Balanced Training of Energy-Based Models with Adaptive Flow Sampling
Louis Grenioux, Éric Moulines, Marylou Gabrié
TL;DR
The paper tackles the intractable normalization of energy-based models (EBMs) and multimodal density estimation by coupling EBMs with normalizing flows (NFs) into a jointly trained framework. By tilting the EBM with a base NF density and employing FlowMC for calibrated, independent-flow proposals, the authors achieve accurate gradient estimates and fast, multimodal sampling throughout training. Empirical results on 2D multimodal tasks, high-dimensional Gaussian mixtures, and CIFAR-10 show improved mode-weights accuracy and chain mixing compared to ULA-based methods and related approaches, though CIFAR-10 remains challenging with room for flow and energy improvements. Overall, the NF-assisted, jointly trained EBM framework addresses key challenges of statistical density accuracy, sampling efficiency, and mode coverage, enabling more reliable evaluation of relative mode weights in multimodal data.
Abstract
Energy-based models (EBMs) are versatile density estimation models that directly parameterize an unnormalized log density.

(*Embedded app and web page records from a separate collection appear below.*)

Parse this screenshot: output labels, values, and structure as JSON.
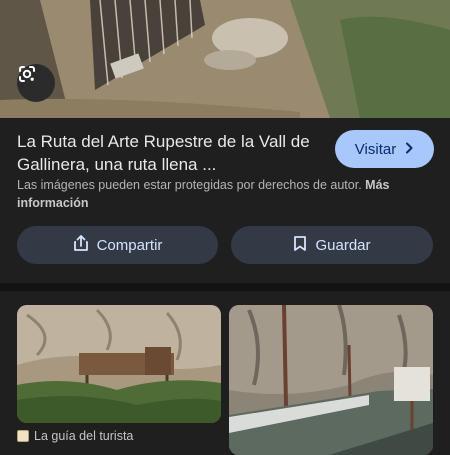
{
  "result": {
    "title": "La Ruta del Arte Rupestre de la Vall de Gallinera, una ruta llena ...",
    "visit_label": "Visitar",
    "copyright_text": "Las imágenes pueden estar protegidas por derechos de autor.",
    "more_info_label": "Más información",
    "share_label": "Compartir",
    "save_label": "Guardar"
  },
  "related": [
    {
      "source": "La guía del turista"
    }
  ],
  "icons": {
    "lens": "google-lens-icon",
    "chevron": "chevron-right-icon",
    "share": "share-icon",
    "bookmark": "bookmark-icon"
  },
  "colors": {
    "background": "#1f1f1f",
    "visit_button": "#a8c7fa",
    "action_button": "#333a45"
  }
}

Although very flexible, EBMs lack a specified normalization constant of the model, making the likelihood of the model computationally intractable. Several approximate samplers and variational inference techniques have been proposed to estimate the likelihood gradients for training. These techniques have shown promising results in generating samples, but little attention has been paid to the statistical accuracy of the estimated density, such as determining the relative importance of different classes in a dataset. In this work, we propose a new maximum likelihood training algorithm for EBMs that uses a different type of generative model, normalizing flows (NF), which have recently been proposed to facilitate sampling. Our method fits an NF to an EBM during training so that an NF-assisted sampling scheme provides an accurate gradient for the EBMs at all times, ultimately leading to a fast sampler for generating new data.